Our Proposed Solution to tackle Agricultural Spray Drift
Taking the above insights into account we started working on a solution that would aim to help farmers plan, spray and record the process more effectively. We wanted something that was productised at different price points, so we could overcome any barriers to entry for farmers unable to invest in higher value versions. Any solution would also need to be machinery agnostic for the same reason; it wouldn't work if end users needed to invest in expensive new machinery to access this.
We also wanted something that not only helped farmers avoid windows where the risk of drift was high but that also helped them get more chemical on target more of the time. And by using our product range of static sensing devices and trackers, we were keen to give them these updates in real time as well as through regular reporting that would create learning opportunities over a period.
Combining all of these factors into an architecture that involved LX designed hardware, software, 3rd party data sources and inputs… we created Maverick.
Introducing Maverick Spray Advisory System
Maverick is our Winning submission for the BRII Spray Drift Challenge and we’re so incredibly proud of the team for taking this idea from concept through to the final Proof of Concept stage. Hearing the news in late September 2021 that we had won the grant was just amazing!
Maverick is a tiered product solution that essentially aggregates all of the key inputs and data streams a farmer might need for agricultural spraying in one place. There is far more ‘behind the scenes’ complexity to how it works and the opportunities it provides that we cannot disclose at this stage, but it’s safe to say we think this will really encourage large scale uptake because we’ve designed it with the end user in mind.
Maverick by LX: Spray Drift Advisory System (BRII 2021 Solution) from LX Marketing on Vimeo.
And most importantly, we chose the name Maverick as it is cutting edge and exciting, but it also allows users to take calculated risks. With spraying there is always going to be some risk of drift, and sometimes we restrict farmers in windows because the risk is either too high or just too difficult to determine accurately.
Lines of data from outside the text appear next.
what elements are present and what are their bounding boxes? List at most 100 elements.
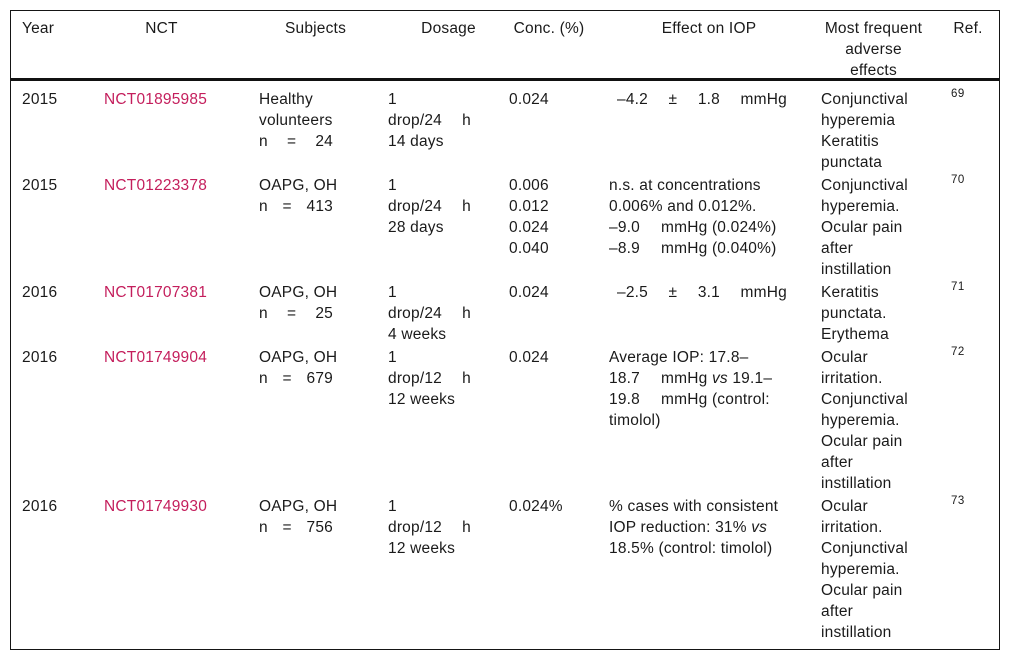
subjects-n-line: n = 413 [259, 196, 333, 217]
effect-sd: 3.1 [697, 284, 720, 301]
subjects-line: OAPG, OH [259, 349, 338, 366]
header-nct: NCT [145, 20, 178, 37]
conc-value: 0.024 [509, 284, 549, 301]
effect-cell: n.s. at concentrations 0.006% and 0.012%… [609, 175, 821, 259]
dosage-frequency: drop/24 [388, 198, 442, 215]
adverse-line: Ocular [821, 349, 868, 366]
adverse-line: instillation [821, 624, 892, 641]
nct-link[interactable]: NCT01749904 [104, 349, 208, 366]
dosage-drops: 1 [388, 91, 397, 108]
effect-unit: mmHg [661, 370, 712, 387]
subjects-line: Healthy [259, 91, 313, 108]
header-adverse-line: effects [850, 62, 897, 79]
dosage-duration: 4 weeks [388, 326, 447, 343]
adverse-line: instillation [821, 261, 892, 278]
clinical-trials-table: Year NCT Subjects Dosage Conc. (%) Effec… [10, 10, 1000, 650]
dosage-duration: 12 weeks [388, 391, 456, 408]
effect-line: 18.5% (control: timolol) [609, 540, 773, 557]
reference-number: 70 [951, 174, 965, 186]
conc-value: 0.024 [509, 219, 549, 236]
n-value: 413 [306, 198, 333, 215]
conc-value: 0.012 [509, 198, 549, 215]
effect-sd: 1.8 [697, 91, 720, 108]
table-body: 2015 NCT01895985 Healthy volunteers n = … [11, 81, 999, 649]
subjects-n-line: n = 25 [259, 303, 333, 324]
vs-italic: vs [751, 519, 768, 536]
adverse-line: hyperemia. [821, 561, 900, 578]
dosage-duration: 28 days [388, 219, 444, 236]
year-value: 2016 [22, 349, 58, 366]
adverse-line: after [821, 454, 854, 471]
conc-value: 0.024 [509, 349, 549, 366]
effect-line: 0.006% and 0.012%. [609, 198, 757, 215]
dosage-cell: 1 drop/24 h 14 days [388, 89, 509, 152]
header-effect-on-iop: Effect on IOP [661, 20, 757, 37]
conc-cell: 0.024 [509, 89, 609, 110]
reference-number: 71 [951, 281, 965, 293]
reference-number: 73 [951, 495, 965, 507]
n-equals: = [286, 133, 297, 150]
vs-italic: vs [711, 370, 728, 387]
adverse-line: after [821, 240, 854, 257]
dosage-frequency-line: drop/24 h [388, 303, 471, 324]
nct-link[interactable]: NCT01895985 [104, 91, 208, 108]
table-row: 2015 NCT01895985 Healthy volunteers n = … [22, 88, 999, 175]
subjects-cell: OAPG, OH n = 25 [259, 282, 388, 324]
nct-cell: NCT01749930 [104, 496, 259, 517]
nct-link[interactable]: NCT01707381 [104, 284, 208, 301]
effect-line: –9.0 mmHg (0.024%) [609, 217, 821, 238]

The Maverick system actually allows mid tier and advanced users to open up those spraying windows a bit more because you have access to data and reporting you wouldn’t have normally. And even at the entry level, it becomes a far more informed process so we’re helping everyone not only avoid drift but realise gains in efficiency.
Next steps for Maverick Spray Advisory
As we’ve mentioned, at the moment we can’t give away too much information about how the system works because it hasn’t launched yet. The next step for Maverick is building out the physical prototype and then rolling out our commercialisation plan to get Maverick in the market and available for farmers to try.